Reconstruction of LC projections suggests a modular architecture. A, Expression of fluorophore in the right LC. A Cre-dependent recombinant adeno-associated virus (AAV) expressing the fluorophore was injected into the mouse LC as an anterograde tracer. The mice were from a Cre-driver line in which Cre recombinase is under control of the promotor for tyrosine hydroxylase (TH), an enzyme expressed by LC neurons as it is required for norepinephrine synthesis (Allen Brain Atlas Connectivity Project Experiment 511971714, TH-Cre_Fl172 mouse).

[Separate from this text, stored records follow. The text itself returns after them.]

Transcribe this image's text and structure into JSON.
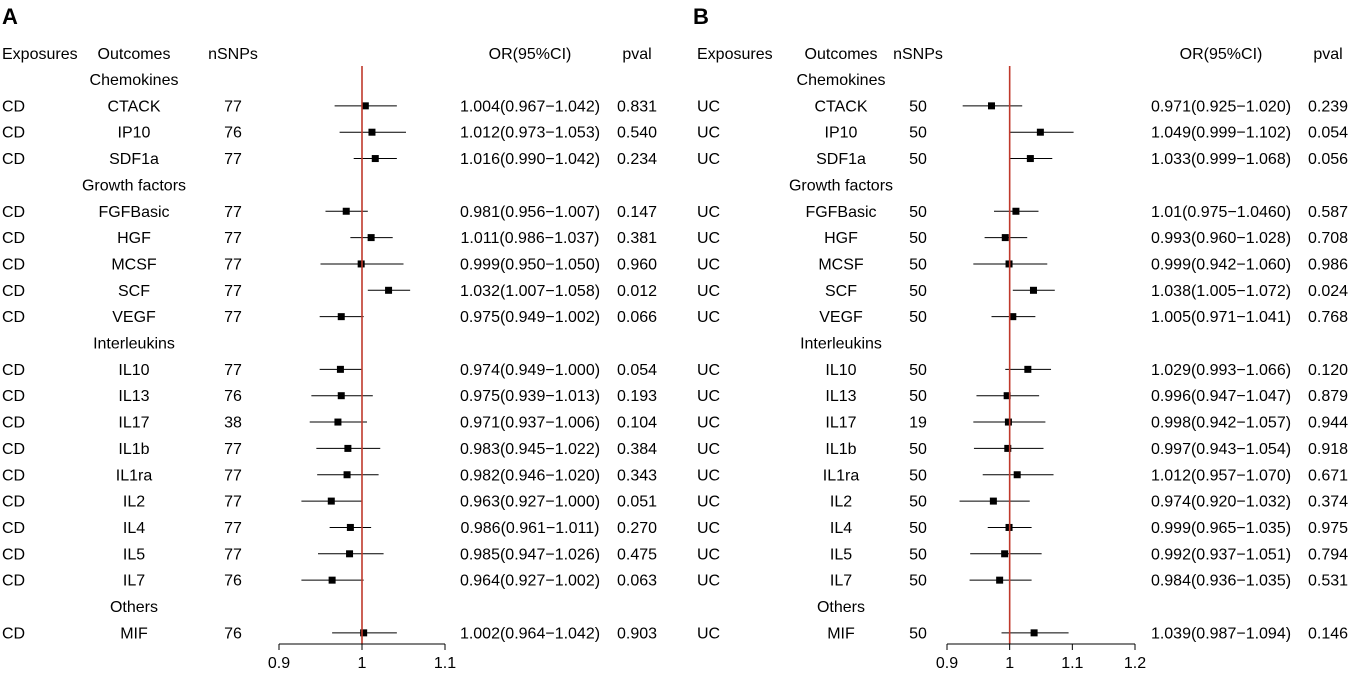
{
  "chart_data": [
    {
      "type": "forest",
      "panel_label": "A",
      "headers": {
        "exposures": "Exposures",
        "outcomes": "Outcomes",
        "nsnps": "nSNPs",
        "or": "OR(95%CI)",
        "pval": "pval"
      },
      "xticks": [
        0.9,
        1,
        1.1
      ],
      "xtick_labels": [
        "0.9",
        "1",
        "1.1"
      ],
      "xlim": [
        0.9,
        1.1
      ],
      "reference_line": 1,
      "colors": {
        "reference_line": "#c0392b",
        "marker": "#000000",
        "axis": "#000000"
      },
      "groups": [
        {
          "name": "Chemokines",
          "rows": [
            {
              "exposure": "CD",
              "outcome": "CTACK",
              "nsnps": "77",
              "or": 1.004,
              "lo": 0.967,
              "hi": 1.042,
              "or_text": "1.004(0.967−1.042)",
              "pval": "0.831"
            },
            {
              "exposure": "CD",
              "outcome": "IP10",
              "nsnps": "76",
              "or": 1.012,
              "lo": 0.973,
              "hi": 1.053,
              "or_text": "1.012(0.973−1.053)",
              "pval": "0.540"
            },
            {
              "exposure": "CD",
              "outcome": "SDF1a",
              "nsnps": "77",
              "or": 1.016,
              "lo": 0.99,
              "hi": 1.042,
              "or_text": "1.016(0.990−1.042)",
              "pval": "0.234"
            }
          ]
        },
        {
          "name": "Growth factors",
          "rows": [
            {
              "exposure": "CD",
              "outcome": "FGFBasic",
              "nsnps": "77",
              "or": 0.981,
              "lo": 0.956,
              "hi": 1.007,
              "or_text": "0.981(0.956−1.007)",
              "pval": "0.147"
            },
            {
              "exposure": "CD",
              "outcome": "HGF",
              "nsnps": "77",
              "or": 1.011,
              "lo": 0.986,
              "hi": 1.037,
              "or_text": "1.011(0.986−1.037)",
              "pval": "0.381"
            },
            {
              "exposure": "CD",
              "outcome": "MCSF",
              "nsnps": "77",
              "or": 0.999,
              "lo": 0.95,
              "hi": 1.05,
              "or_text": "0.999(0.950−1.050)",
              "pval": "0.960"
            },
            {
              "exposure": "CD",
              "outcome": "SCF",
              "nsnps": "77",
              "or": 1.032,
              "lo": 1.007,
              "hi": 1.058,
              "or_text": "1.032(1.007−1.058)",
              "pval": "0.012"
            },
            {
              "exposure": "CD",
              "outcome": "VEGF",
              "nsnps": "77",
              "or": 0.975,
              "lo": 0.949,
              "hi": 1.002,
              "or_text": "0.975(0.949−1.002)",
              "pval": "0.066"
            }
          ]
        },
        {
          "name": "Interleukins",
          "rows": [
            {
              "exposure": "CD",
              "outcome": "IL10",
              "nsnps": "77",
              "or": 0.974,
              "lo": 0.949,
              "hi": 1.0,
              "or_text": "0.974(0.949−1.000)",
              "pval": "0.054"
            },
            {
              "exposure": "CD",
              "outcome": "IL13",
              "nsnps": "76",
              "or": 0.975,
              "lo": 0.939,
              "hi": 1.013,
              "or_text": "0.975(0.939−1.013)",
              "pval": "0.193"
            },
            {
              "exposure": "CD",
              "outcome": "IL17",
              "nsnps": "38",
              "or": 0.971,
              "lo": 0.937,
              "hi": 1.006,
              "or_text": "0.971(0.937−1.006)",
              "pval": "0.104"
            },
            {
              "exposure": "CD",
              "outcome": "IL1b",
              "nsnps": "77",
              "or": 0.983,
              "lo": 0.945,
              "hi": 1.022,
              "or_text": "0.983(0.945−1.022)",
              "pval": "0.384"
            },
            {
              "exposure": "CD",
              "outcome": "IL1ra",
              "nsnps": "77",
              "or": 0.982,
              "lo": 0.946,
              "hi": 1.02,
              "or_text": "0.982(0.946−1.020)",
              "pval": "0.343"
            },
            {
              "exposure": "CD",
              "outcome": "IL2",
              "nsnps": "77",
              "or": 0.963,
              "lo": 0.927,
              "hi": 1.0,
              "or_text": "0.963(0.927−1.000)",
              "pval": "0.051"
            },
            {
              "exposure": "CD",
              "outcome": "IL4",
              "nsnps": "77",
              "or": 0.986,
              "lo": 0.961,
              "hi": 1.011,
              "or_text": "0.986(0.961−1.011)",
              "pval": "0.270"
            },
            {
              "exposure": "CD",
              "outcome": "IL5",
              "nsnps": "77",
              "or": 0.985,
              "lo": 0.947,
              "hi": 1.026,
              "or_text": "0.985(0.947−1.026)",
              "pval": "0.475"
            },
            {
              "exposure": "CD",
              "outcome": "IL7",
              "nsnps": "76",
              "or": 0.964,
              "lo": 0.927,
              "hi": 1.002,
              "or_text": "0.964(0.927−1.002)",
              "pval": "0.063"
            }
          ]
        },
        {
          "name": "Others",
          "rows": [
            {
              "exposure": "CD",
              "outcome": "MIF",
              "nsnps": "76",
              "or": 1.002,
              "lo": 0.964,
              "hi": 1.042,
              "or_text": "1.002(0.964−1.042)",
              "pval": "0.903"
            }
          ]
        }
      ]
    },
    {
      "type": "forest",
      "panel_label": "B",
      "headers": {
        "exposures": "Exposures",
        "outcomes": "Outcomes",
        "nsnps": "nSNPs",
        "or": "OR(95%CI)",
        "pval": "pval"
      },
      "xticks": [
        0.9,
        1,
        1.1,
        1.2
      ],
      "xtick_labels": [
        "0.9",
        "1",
        "1.1",
        "1.2"
      ],
      "xlim": [
        0.9,
        1.2
      ],
      "reference_line": 1,
      "colors": {
        "reference_line": "#c0392b",
        "marker": "#000000",
        "axis": "#000000"
      },
      "groups": [
        {
          "name": "Chemokines",
          "rows": [
            {
              "exposure": "UC",
              "outcome": "CTACK",
              "nsnps": "50",
              "or": 0.971,
              "lo": 0.925,
              "hi": 1.02,
              "or_text": "0.971(0.925−1.020)",
              "pval": "0.239"
            },
            {
              "exposure": "UC",
              "outcome": "IP10",
              "nsnps": "50",
              "or": 1.049,
              "lo": 0.999,
              "hi": 1.102,
              "or_text": "1.049(0.999−1.102)",
              "pval": "0.054"
            },
            {
              "exposure": "UC",
              "outcome": "SDF1a",
              "nsnps": "50",
              "or": 1.033,
              "lo": 0.999,
              "hi": 1.068,
              "or_text": "1.033(0.999−1.068)",
              "pval": "0.056"
            }
          ]
        },
        {
          "name": "Growth factors",
          "rows": [
            {
              "exposure": "UC",
              "outcome": "FGFBasic",
              "nsnps": "50",
              "or": 1.01,
              "lo": 0.975,
              "hi": 1.046,
              "or_text": "1.01(0.975−1.0460)",
              "pval": "0.587"
            },
            {
              "exposure": "UC",
              "outcome": "HGF",
              "nsnps": "50",
              "or": 0.993,
              "lo": 0.96,
              "hi": 1.028,
              "or_text": "0.993(0.960−1.028)",
              "pval": "0.708"
            },
            {
              "exposure": "UC",
              "outcome": "MCSF",
              "nsnps": "50",
              "or": 0.999,
              "lo": 0.942,
              "hi": 1.06,
              "or_text": "0.999(0.942−1.060)",
              "pval": "0.986"
            },
            {
              "exposure": "UC",
              "outcome": "SCF",
              "nsnps": "50",
              "or": 1.038,
              "lo": 1.005,
              "hi": 1.072,
              "or_text": "1.038(1.005−1.072)",
              "pval": "0.024"
            },
            {
              "exposure": "UC",
              "outcome": "VEGF",
              "nsnps": "50",
              "or": 1.005,
              "lo": 0.971,
              "hi": 1.041,
              "or_text": "1.005(0.971−1.041)",
              "pval": "0.768"
            }
          ]
        },
        {
          "name": "Interleukins",
          "rows": [
            {
              "exposure": "UC",
              "outcome": "IL10",
              "nsnps": "50",
              "or": 1.029,
              "lo": 0.993,
              "hi": 1.066,
              "or_text": "1.029(0.993−1.066)",
              "pval": "0.120"
            },
            {
              "exposure": "UC",
              "outcome": "IL13",
              "nsnps": "50",
              "or": 0.996,
              "lo": 0.947,
              "hi": 1.047,
              "or_text": "0.996(0.947−1.047)",
              "pval": "0.879"
            },
            {
              "exposure": "UC",
              "outcome": "IL17",
              "nsnps": "19",
              "or": 0.998,
              "lo": 0.942,
              "hi": 1.057,
              "or_text": "0.998(0.942−1.057)",
              "pval": "0.944"
            },
            {
              "exposure": "UC",
              "outcome": "IL1b",
              "nsnps": "50",
              "or": 0.997,
              "lo": 0.943,
              "hi": 1.054,
              "or_text": "0.997(0.943−1.054)",
              "pval": "0.918"
            },
            {
              "exposure": "UC",
              "outcome": "IL1ra",
              "nsnps": "50",
              "or": 1.012,
              "lo": 0.957,
              "hi": 1.07,
              "or_text": "1.012(0.957−1.070)",
              "pval": "0.671"
            },
            {
              "exposure": "UC",
              "outcome": "IL2",
              "nsnps": "50",
              "or": 0.974,
              "lo": 0.92,
              "hi": 1.032,
              "or_text": "0.974(0.920−1.032)",
              "pval": "0.374"
            },
            {
              "exposure": "UC",
              "outcome": "IL4",
              "nsnps": "50",
              "or": 0.999,
              "lo": 0.965,
              "hi": 1.035,
              "or_text": "0.999(0.965−1.035)",
              "pval": "0.975"
            },
            {
              "exposure": "UC",
              "outcome": "IL5",
              "nsnps": "50",
              "or": 0.992,
              "lo": 0.937,
              "hi": 1.051,
              "or_text": "0.992(0.937−1.051)",
              "pval": "0.794"
            },
            {
              "exposure": "UC",
              "outcome": "IL7",
              "nsnps": "50",
              "or": 0.984,
              "lo": 0.936,
              "hi": 1.035,
              "or_text": "0.984(0.936−1.035)",
              "pval": "0.531"
            }
          ]
        },
        {
          "name": "Others",
          "rows": [
            {
              "exposure": "UC",
              "outcome": "MIF",
              "nsnps": "50",
              "or": 1.039,
              "lo": 0.987,
              "hi": 1.094,
              "or_text": "1.039(0.987−1.094)",
              "pval": "0.146"
            }
          ]
        }
      ]
    }
  ]
}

B, After 2-photon serial tomography, the LC axonal projections were reconstructed in 3D. C, The distribution of the LC axons is seen to form an extensive network throughout the brain predominantly ipsilateral to the injection (contralateral hemisphere removed). D, Assignation of projection axons by target region reveals an architecture of distinct fiber trajectories consistent with the proposed modular organization. Figure provided by A.E.P.

Figure 3.

Selective chemogenetic activation of different LC modules bidirectionally modifies the behavioral phenotype in a model of neuropathic pain. A retrograde targeting strategy with a CAV containing the PRS promoter was used by Hirschberg et al. (2017) to selectively express the excitatory chemogenetic actuator (PSAM, modified nicotinic ionophore) in LC modules. This enabled the selective activation (using the agonist PSEM308) of either spinal or PFC-projecting LC neurons during behavioral testing in the tibial nerve transection model of neuropathic pain. Activation of the spinally projecting LC module increased withdrawal thresholds, produced a positive affective bias, and reduced spontaneous pain behavior, consistent with a synthetic analgesic state. In contrast, activation of the PFC projection produced aversion and increased spontaneous pain behavior, which reflects a worsening of the pain phenotype and might be analogous to having a “bad pain day.” This analgesic targeting of the spinal LC modules was equally effective preemptively (before nerve injury) and after the nerve injured and the pain phenotype had manifested. Figure provided by A.E.P.

Figure 4.

LC projections to PFC and CeA operate in parallel to guide behavior. A, Following normal conditions that do not elicit anxiety-like behavior in male rats, LC cells innervating PFC and CeA show similar levels of spontaneous discharge as assessed by ex vivo whole-cell patch-clamp electrophysiology. The level of spontaneous spiking is illustrated by spiking superimposed on the projection fibers. B, One week after a single stressful episode (simultaneous physical restraint and exposure to the predator odor 2,5-dihydro-2,4,5-trimethylthiazoline), rats show increased anxiety-like behavior in the open field. Whole-cell patch-clamp recordings show that LC cells innervating CeA become hyperactive and hyperexcitable, whereas those projecting to PFC show a suppression of activity and excitability 1 week after stressor exposure. C, Injection of CAV-PRS-Cre into either region, followed by an injection of Cre-inducible AAVs to drive expression of designer receptors exclusively activated by designer drugs, (DREADDs) (Roth, 2016) permits manipulation of discrete LC efferent pathways. Inhibition of the LC-CeA pathway during stressor exposure prevents the development of an anxiety-like behavioral phenotype. D, Conversely, activation of the LC-PFC pathway in the absence of a stressor promotes exploration and loss of avoidance of open arms in the elevated plus maze. Figure provided by D.J.C.